14
Konya’da birlikte Yahudiler’in havrasına giren Pavlus’la Barnabas öyle etkili konuştular ki, hem Yahudiler’den hem de Grekler’den çok sayıda insan iman etti. Ama iman etmemekte direnen Yahudiler, öteki uluslardan olanları, kardeşlere karşı kışkırtıp akıllarını bulandırdılar.
Orada uzun bir süre kalan Pavlus’la Barnabas, Efendi hakkında cesaretle konuştular. Efendi de onların ellerinden gerçekleştirdiği belirtiler ve harikalarla kendi lütfunu açıklayan sözü doğruladı. Kent halkı ise ikiye bölünmüştü. Bir kısmı Yahudiler’den, bir kısmı da elçilerden yanaydı. Hem Yahudiler, hem de öteki uluslardan olanlar, kendi yöneticileriyle birlikte, elçileri hırpalayıp taşa tutmak için düzen kurdular. Bunu fark eden elçiler, Likaonya, Listra, Derbe kentlerine ve çevre bölgelere kaçtılar. Oralarda Müjde’yi duyurdular.
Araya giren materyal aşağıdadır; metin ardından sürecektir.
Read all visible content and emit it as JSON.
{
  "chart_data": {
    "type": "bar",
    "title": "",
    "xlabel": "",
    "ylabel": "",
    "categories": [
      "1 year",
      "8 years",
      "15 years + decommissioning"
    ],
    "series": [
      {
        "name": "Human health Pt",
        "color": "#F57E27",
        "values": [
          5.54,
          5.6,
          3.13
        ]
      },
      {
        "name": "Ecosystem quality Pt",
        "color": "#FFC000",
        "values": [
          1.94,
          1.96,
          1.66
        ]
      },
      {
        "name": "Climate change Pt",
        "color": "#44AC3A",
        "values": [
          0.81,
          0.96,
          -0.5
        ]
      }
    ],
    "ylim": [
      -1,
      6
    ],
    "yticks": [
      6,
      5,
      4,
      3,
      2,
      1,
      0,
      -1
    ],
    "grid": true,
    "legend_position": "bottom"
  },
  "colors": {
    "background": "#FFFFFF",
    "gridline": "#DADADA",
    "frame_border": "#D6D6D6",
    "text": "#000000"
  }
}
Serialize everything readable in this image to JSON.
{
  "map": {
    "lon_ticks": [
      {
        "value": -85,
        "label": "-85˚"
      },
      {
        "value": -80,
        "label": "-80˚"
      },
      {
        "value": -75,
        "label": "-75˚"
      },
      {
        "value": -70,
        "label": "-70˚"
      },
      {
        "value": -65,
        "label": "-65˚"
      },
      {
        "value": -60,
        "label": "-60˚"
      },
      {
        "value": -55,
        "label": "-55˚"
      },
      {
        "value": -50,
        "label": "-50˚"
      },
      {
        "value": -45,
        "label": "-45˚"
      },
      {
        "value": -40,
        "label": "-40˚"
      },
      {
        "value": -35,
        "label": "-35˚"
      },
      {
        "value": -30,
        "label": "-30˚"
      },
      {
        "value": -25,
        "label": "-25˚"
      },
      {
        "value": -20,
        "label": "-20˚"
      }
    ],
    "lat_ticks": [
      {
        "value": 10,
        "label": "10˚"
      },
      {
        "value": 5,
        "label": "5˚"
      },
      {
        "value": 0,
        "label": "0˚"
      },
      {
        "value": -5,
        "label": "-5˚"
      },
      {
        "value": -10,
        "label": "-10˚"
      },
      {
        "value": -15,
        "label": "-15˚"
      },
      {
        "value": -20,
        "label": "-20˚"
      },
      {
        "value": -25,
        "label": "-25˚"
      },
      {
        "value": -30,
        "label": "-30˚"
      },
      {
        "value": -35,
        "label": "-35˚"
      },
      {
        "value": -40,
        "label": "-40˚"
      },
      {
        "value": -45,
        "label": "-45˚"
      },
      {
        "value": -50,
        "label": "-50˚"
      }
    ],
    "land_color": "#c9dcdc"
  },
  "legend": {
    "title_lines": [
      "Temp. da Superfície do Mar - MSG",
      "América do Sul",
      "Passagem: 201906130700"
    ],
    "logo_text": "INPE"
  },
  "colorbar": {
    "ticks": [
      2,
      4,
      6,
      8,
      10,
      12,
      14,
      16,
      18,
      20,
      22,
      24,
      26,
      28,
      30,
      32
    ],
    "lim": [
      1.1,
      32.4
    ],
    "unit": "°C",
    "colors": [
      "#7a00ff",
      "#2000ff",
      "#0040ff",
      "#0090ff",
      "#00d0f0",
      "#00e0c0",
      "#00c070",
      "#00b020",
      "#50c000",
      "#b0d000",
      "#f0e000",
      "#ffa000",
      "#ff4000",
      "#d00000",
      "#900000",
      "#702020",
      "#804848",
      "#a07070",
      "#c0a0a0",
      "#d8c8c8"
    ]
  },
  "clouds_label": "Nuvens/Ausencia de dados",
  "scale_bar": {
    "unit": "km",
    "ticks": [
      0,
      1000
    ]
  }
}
Listra’da ayakları sakat bir adam yerde oturuyordu. Doğuştan kötürüm olan bu adam hiç yürümemişti. 9-10 Pavlus’un konuşmasını dinliyordu. Ona dikkatle bakan Pavlus, iyileşmek için imanının olduğunu görünce, yüksek sesle, “Kalk ayaklarının üzerinde dur!” dedi. Adam yerinden sıçrayıp yürümeye başladı. 11 Kalabalık Pavlus’un ne yaptığını görünce Likaonya dilinde, “Tanrılar insan suretinde aramıza geldiler!” diye bağırdılar. 12 Barnabas’a Zeus, Pavlus’a da baş konuşmacı olduğu için Hermes adını verdiler. 13 Kentin girişinde bulunan Zeus Tapınağı’nın kâhini kent kapılarına boğalar ve çelenkler getirdi. Halkla birlikte kurban sunmak istedi. 14 Barnabas’la Pavlus bunu işitince, giysilerini yırtıp kalabalığın içine daldılar. 15 “Ey millet, nedir bu yaptığınız iş?” dediler. ‘‘Biz de sizinle aynı yaratılışa sahip insanız. Bu boş şeylerden diri Tanrı’ya dönesiniz diye size müjde getiriyoruz. Yeri, göğü, denizi ve bunların içindeki her şeyi yaratan O’dur. 16 Tanrı geçmiş kuşaklarda yaşamış olan ulusların kendi yollarında yürümesine izin verdi. 17 Yine de kendisini tanıksız bırakmadı. İyiliğini gösterdi. Size gökten yağmur ve verimli mevsimler verdi. Karınlarınızı yiyecekle, yüreklerinizi mutlulukla doldurdu.”
18 Bu sözler üzerine bile, kendilerine kurban kesmek isteyen halka zor engel olabildiler. 19 Ama Antakya’dan ve Konya’dan gelen bazı Yahudiler halkı yanlarına çekip Pavlus’u taşladılar. Öldüğünü sanıp onu kentin dışına sürüklediler.
20 Ama öğrenciler çevresinde toplanınca, Pavlus ayağa kalkıp kente girdi. Ertesi gün Barnabas’la birlikte Derbe’ye gitti. 21 O kentte Müjde’yi duyurup birçok öğrenci yetiştirdiler. Sonra, Listra, Konya ve Antakya’ya döndüler. 22 Öğrencilerin canlarına can katıp, onları imana bağlı kalmaya teşvik ettiler. “Birçok sıkıntıdan geçip Tanrı Krallığı'na girmemiz gerekiyor” diyorlardı. 23 Her kilisede ihtiyarlar atadılar. Dua ve oruçla onları, inandıkları Efendi’ye teslim ettiler.
24 Pisidya’dan geçip Pamfilya’ya geldiler. 25 Perge’de Tanrı sözünü duyurduktan sonra Antalya’ya geçtiler. 26 Oradan gemiyle, artık tamamlamış oldukları göreve başlamadan önce Tanrı’nın lütfuna teslim edilmiş oldukları yere, Antakya’ya döndüler. 27 Antakya’ya vardıklarında, kilise topluluğunu bir araya topladılar. Tanrı’nın kendileri aracılığıyla yaptığı her şeyi, öteki uluslara iman kapısını nasıl açtığını anlattılar. 28 Orada öğrencilerle birlikte uzun süre kaldılar.